There has probably never been so much information about motherhood and parenting. Thousands and thousands of pages offering answers, recommendations, suggestions and formulas to deal with the most diverse types of doubts, problems, fears and questions. "How to get your baby to sleep in 5 minutes", "10 foolproof tips for longer naps", "5 amazing steps for your child's food introduction", and so on. In addition to the internet, we have, of course, the advice and tidbits of those around us.

Sometimes, this access to information happens indirectly, not by advice or suggestion, but simply by observing other mothers, other ways of doing, other motherings. This experience can be enriching, open new paths, and can also lead to a constant comparison that can be quite harmful, putting the mother you are at stake, sometimes even establishing judgments and competitions.

Thus, it can be very easy to get lost in this ocean of tips, recommendations, ideas. What to do, then, with this volume of information?

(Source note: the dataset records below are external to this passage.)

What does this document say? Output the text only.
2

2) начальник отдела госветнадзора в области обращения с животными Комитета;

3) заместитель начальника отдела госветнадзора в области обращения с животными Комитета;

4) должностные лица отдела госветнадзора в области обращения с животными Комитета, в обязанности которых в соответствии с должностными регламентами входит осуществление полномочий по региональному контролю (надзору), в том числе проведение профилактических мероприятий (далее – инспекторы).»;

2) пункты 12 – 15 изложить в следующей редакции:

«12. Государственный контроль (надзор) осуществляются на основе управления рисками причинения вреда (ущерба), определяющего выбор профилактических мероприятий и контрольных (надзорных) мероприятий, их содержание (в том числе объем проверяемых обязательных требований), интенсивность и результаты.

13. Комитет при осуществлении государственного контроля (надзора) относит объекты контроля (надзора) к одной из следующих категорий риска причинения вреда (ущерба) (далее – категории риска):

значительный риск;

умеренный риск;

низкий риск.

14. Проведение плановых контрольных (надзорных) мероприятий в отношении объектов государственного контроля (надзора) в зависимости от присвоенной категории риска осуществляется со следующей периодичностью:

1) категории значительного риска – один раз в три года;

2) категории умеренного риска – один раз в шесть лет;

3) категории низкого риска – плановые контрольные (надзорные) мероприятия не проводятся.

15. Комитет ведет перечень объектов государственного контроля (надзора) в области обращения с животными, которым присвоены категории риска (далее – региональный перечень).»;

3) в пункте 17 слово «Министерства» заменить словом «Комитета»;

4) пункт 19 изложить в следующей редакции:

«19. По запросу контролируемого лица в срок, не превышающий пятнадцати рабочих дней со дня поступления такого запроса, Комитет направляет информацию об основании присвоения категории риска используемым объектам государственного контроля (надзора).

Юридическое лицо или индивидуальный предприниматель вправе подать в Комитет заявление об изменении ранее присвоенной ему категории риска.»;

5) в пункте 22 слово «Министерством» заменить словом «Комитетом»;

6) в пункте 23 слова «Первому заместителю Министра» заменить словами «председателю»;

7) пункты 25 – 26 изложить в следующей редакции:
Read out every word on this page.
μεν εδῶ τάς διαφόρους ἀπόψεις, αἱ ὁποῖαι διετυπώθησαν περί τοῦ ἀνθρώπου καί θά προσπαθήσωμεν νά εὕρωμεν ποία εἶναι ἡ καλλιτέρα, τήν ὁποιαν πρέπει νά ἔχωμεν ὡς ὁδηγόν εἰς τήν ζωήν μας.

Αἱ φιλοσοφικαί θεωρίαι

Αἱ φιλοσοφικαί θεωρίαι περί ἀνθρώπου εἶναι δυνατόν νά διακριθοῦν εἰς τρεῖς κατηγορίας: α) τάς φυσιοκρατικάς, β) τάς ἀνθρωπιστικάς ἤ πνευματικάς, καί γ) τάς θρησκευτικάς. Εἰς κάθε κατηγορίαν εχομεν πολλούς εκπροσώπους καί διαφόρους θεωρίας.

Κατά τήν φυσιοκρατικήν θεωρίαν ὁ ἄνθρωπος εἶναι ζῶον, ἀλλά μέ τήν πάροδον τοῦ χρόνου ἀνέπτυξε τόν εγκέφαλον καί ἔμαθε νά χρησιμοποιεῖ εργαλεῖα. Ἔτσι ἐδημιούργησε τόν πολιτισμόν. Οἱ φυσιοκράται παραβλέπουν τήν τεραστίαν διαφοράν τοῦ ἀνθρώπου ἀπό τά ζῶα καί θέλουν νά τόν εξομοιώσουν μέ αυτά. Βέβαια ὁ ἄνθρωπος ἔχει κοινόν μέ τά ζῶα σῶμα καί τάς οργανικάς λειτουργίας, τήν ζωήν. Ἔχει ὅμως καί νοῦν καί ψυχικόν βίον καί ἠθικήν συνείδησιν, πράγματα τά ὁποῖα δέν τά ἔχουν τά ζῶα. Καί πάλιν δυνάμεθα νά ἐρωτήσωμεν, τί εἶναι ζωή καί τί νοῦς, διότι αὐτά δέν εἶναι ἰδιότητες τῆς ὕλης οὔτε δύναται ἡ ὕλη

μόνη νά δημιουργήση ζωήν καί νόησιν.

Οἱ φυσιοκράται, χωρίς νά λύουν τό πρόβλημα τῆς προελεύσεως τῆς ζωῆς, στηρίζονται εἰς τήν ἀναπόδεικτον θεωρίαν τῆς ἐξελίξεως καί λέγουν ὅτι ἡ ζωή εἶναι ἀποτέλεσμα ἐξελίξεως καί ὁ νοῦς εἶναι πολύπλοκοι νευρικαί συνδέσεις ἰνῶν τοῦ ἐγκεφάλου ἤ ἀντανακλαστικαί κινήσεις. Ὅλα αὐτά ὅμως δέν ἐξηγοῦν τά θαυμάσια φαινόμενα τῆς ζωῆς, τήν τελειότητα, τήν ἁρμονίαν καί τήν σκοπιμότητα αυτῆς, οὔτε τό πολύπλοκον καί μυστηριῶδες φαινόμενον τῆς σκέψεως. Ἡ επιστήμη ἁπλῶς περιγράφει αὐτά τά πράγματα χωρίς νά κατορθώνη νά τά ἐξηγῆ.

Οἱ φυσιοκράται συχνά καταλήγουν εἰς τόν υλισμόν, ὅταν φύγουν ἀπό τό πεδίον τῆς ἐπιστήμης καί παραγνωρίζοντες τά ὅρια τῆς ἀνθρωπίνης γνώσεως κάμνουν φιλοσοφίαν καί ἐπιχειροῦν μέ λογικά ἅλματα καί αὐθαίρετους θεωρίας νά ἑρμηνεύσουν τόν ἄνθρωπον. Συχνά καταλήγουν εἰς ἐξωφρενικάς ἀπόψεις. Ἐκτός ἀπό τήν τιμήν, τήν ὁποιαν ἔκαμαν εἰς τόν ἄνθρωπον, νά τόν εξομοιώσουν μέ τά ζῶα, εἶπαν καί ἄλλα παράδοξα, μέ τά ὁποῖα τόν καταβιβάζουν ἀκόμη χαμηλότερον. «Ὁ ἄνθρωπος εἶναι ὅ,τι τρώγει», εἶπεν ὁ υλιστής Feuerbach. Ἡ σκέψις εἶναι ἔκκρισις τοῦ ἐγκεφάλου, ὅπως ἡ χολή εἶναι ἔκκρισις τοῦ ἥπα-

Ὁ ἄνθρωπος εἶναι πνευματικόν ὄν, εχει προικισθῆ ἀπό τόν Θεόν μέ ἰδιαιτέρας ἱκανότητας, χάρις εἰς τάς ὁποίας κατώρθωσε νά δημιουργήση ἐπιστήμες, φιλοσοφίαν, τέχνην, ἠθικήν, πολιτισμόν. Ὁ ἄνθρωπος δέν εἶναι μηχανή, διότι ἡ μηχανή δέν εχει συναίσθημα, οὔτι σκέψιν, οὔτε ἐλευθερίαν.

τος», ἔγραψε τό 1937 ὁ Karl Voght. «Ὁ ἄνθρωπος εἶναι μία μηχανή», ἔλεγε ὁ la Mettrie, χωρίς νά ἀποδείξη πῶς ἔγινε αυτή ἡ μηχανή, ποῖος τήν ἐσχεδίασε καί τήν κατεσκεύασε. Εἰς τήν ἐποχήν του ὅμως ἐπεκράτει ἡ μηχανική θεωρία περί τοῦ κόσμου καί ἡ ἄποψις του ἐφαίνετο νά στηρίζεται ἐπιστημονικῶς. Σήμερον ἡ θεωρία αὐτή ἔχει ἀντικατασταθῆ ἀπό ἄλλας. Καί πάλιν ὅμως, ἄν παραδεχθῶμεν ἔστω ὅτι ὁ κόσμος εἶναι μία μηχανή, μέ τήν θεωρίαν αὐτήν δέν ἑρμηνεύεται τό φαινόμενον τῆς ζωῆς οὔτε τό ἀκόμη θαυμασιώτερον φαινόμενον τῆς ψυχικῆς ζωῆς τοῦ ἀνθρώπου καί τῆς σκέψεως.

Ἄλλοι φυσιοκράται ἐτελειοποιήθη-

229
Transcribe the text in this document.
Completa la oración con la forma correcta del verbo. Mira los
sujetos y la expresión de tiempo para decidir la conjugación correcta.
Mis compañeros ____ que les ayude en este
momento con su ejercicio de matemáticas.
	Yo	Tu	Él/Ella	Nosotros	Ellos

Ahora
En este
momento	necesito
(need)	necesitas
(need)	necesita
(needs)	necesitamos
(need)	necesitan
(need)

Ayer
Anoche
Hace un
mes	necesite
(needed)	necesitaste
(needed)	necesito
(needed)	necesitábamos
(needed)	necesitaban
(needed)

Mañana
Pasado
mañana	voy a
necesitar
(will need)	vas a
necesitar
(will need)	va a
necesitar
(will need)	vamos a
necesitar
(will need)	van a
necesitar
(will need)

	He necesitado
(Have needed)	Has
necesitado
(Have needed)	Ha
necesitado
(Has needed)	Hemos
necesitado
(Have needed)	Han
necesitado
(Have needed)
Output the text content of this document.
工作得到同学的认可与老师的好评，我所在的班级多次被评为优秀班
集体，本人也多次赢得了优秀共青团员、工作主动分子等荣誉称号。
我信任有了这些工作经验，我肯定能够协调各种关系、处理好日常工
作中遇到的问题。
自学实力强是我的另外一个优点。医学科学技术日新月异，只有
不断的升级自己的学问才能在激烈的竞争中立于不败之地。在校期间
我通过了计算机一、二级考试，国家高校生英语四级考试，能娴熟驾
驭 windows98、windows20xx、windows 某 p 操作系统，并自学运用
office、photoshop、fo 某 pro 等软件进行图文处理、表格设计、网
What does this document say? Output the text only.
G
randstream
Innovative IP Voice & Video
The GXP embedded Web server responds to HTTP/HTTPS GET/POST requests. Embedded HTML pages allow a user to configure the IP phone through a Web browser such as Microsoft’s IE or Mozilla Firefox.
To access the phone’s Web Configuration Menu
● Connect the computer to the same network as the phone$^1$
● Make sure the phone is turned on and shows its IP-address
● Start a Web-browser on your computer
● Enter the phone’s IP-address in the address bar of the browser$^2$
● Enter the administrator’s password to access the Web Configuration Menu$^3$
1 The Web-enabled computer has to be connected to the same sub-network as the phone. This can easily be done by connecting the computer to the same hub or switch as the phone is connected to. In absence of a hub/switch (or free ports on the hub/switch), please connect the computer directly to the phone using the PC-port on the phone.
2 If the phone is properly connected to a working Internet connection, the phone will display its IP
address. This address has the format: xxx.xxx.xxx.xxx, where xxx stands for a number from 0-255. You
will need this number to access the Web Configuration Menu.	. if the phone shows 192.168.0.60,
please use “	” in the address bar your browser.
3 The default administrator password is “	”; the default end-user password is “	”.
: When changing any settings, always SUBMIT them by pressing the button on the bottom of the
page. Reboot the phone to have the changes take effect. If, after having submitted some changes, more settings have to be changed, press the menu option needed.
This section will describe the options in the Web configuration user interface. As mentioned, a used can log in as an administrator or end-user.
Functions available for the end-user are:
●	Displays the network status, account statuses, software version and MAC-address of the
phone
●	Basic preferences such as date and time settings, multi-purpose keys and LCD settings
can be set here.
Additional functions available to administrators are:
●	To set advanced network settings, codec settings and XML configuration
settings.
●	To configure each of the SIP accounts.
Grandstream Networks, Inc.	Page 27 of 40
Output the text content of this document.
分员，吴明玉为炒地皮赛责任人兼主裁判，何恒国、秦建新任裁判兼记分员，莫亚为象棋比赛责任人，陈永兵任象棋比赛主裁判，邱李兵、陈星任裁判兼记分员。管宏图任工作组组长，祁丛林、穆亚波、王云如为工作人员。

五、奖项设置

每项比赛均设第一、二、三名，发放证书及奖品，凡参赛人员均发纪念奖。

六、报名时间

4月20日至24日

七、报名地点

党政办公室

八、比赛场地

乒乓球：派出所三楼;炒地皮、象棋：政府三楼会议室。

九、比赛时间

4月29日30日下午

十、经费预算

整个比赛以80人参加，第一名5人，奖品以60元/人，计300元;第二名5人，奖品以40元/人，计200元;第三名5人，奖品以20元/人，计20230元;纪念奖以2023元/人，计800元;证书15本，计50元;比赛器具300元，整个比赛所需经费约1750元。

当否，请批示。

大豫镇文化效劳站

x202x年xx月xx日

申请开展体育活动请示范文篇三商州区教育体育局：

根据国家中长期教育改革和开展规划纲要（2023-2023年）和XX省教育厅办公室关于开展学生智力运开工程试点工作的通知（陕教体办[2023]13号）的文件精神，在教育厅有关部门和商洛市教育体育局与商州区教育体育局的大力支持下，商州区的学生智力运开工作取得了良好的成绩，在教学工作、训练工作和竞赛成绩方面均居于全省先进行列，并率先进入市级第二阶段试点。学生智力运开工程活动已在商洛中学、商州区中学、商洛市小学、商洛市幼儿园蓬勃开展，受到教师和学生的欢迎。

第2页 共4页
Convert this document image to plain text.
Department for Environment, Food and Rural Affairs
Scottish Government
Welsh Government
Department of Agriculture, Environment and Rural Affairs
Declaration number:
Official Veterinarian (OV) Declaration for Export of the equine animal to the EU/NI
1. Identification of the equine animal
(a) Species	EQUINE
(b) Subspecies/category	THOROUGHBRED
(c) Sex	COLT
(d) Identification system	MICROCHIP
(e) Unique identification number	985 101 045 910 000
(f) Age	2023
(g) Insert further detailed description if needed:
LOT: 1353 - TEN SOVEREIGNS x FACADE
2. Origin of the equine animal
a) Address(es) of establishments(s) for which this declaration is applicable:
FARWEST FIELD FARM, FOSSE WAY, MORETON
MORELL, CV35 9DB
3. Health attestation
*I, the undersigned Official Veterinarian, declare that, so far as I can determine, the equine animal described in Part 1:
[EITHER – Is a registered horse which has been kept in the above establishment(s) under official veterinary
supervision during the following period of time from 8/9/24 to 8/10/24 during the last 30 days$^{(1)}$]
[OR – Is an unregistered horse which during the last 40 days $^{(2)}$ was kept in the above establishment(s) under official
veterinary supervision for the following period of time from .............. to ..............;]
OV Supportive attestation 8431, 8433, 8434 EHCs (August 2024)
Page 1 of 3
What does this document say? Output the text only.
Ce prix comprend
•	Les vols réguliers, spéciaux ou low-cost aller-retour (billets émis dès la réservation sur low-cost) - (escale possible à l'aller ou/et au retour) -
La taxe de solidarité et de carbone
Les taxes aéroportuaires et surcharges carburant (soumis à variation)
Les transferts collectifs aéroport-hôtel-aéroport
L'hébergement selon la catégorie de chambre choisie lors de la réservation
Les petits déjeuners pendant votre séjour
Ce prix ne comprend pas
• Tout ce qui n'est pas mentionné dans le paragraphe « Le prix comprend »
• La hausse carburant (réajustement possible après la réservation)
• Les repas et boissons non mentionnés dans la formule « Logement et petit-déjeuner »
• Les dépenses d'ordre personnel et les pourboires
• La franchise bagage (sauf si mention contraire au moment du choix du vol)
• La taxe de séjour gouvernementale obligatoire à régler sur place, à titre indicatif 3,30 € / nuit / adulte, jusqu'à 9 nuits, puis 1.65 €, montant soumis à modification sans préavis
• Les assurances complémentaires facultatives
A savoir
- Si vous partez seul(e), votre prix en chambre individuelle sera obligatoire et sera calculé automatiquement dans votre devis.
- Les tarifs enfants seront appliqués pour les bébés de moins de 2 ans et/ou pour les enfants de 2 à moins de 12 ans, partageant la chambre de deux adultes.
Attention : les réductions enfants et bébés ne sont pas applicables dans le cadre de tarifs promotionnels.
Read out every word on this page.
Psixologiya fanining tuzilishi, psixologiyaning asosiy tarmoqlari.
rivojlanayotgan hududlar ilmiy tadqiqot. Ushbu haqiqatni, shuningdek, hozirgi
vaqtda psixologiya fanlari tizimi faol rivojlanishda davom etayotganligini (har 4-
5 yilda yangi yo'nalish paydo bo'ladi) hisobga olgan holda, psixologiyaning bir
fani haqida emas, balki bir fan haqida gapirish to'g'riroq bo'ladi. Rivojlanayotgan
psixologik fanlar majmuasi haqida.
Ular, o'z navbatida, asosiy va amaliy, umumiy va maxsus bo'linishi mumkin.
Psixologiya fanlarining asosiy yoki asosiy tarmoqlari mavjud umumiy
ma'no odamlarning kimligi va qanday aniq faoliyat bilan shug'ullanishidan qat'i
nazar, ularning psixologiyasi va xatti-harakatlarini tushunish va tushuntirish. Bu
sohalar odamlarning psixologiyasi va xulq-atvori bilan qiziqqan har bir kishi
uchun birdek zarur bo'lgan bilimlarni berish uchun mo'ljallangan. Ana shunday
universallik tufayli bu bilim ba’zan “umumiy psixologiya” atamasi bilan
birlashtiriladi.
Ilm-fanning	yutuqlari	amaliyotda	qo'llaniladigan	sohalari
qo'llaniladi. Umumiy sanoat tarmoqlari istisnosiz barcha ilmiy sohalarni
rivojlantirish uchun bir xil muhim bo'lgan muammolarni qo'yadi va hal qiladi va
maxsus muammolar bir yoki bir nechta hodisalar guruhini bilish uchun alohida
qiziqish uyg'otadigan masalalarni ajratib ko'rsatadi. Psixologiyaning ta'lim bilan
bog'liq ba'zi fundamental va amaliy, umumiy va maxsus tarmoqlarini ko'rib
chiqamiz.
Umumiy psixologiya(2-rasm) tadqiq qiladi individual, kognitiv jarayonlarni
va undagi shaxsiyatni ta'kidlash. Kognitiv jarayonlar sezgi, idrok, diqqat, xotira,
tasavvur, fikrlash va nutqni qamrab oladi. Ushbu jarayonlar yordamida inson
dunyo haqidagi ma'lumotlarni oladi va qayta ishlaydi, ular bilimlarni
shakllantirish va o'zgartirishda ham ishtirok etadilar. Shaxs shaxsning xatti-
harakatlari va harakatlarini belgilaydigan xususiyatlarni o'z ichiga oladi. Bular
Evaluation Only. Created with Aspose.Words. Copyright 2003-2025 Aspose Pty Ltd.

Winnicott, an English psychoanalyst, reminds us that there is something that happens in the intimacy between mother and baby that cannot be taught, a kind of maternal knowledge, a specialized knowledge that each mother develops with her baby. In your book Babies and their mothers , he states that:

The most difficult task in preparing a series of lectures and books on infant care is to know how to avoid disturbing what develops naturally in mothers, while at the same time informing them accurately of the useful knowledge resulting from scientific research.

It is important to emphasize that the term "naturally" could lead to an understanding that it is an almost innate knowledge, natural in the sense that every woman would already know how to do it. Here I make the caveat, because no one is born knowing how to take care of a baby, it is something that is learned, in the most diverse ways. You learn by watching other people take care of babies, you learn by reading, you learn by doing. By this, I mean that such a task requires energy, investment, work.

That said, Winnicott's quotation seems to bring precisely the challenge of finding the measure between a scientific knowledge and a so-called natural knowledge, which I associate here with a doing, with a learned knowledge. This knowledge comes, then, from experiences that precede the arrival of the baby and also from something that occurs in the relationship between the mother and her baby specifically. In this way, it seems to me, adopting universal formulas, or following magical advice, can often overlook the uniqueness of this dyad. Each mother is unique, each baby is unique. There is no single answer.

In this way, access to information is not harmful in itself, except in cases where it is disinformation, of course. I would say that it is then a question of doubting, questioning, so that one does not run the risk of disallowing oneself as a mother or fathers , locating knowledge in an always external way.

Faced with a book, an article, a medical consultation, we may ask, does this apply to my baby? Does this make sense to me? Which maternity/paternity do I want to build? These are some questions that open space to choose what to do with the suggestion or advice we receive. In other words, following the advice or formula is not mandatory, nor does it make a mother worse or better. I then remember other words of Winnicott:

I want you to be able to feel confident in your ability as mothers, and not to think that, because you don't have a deep knowledge of vitamins, you don't know, for example, how to hold your baby in your arms.

Motherhood is plural. No one knows your baby better than you.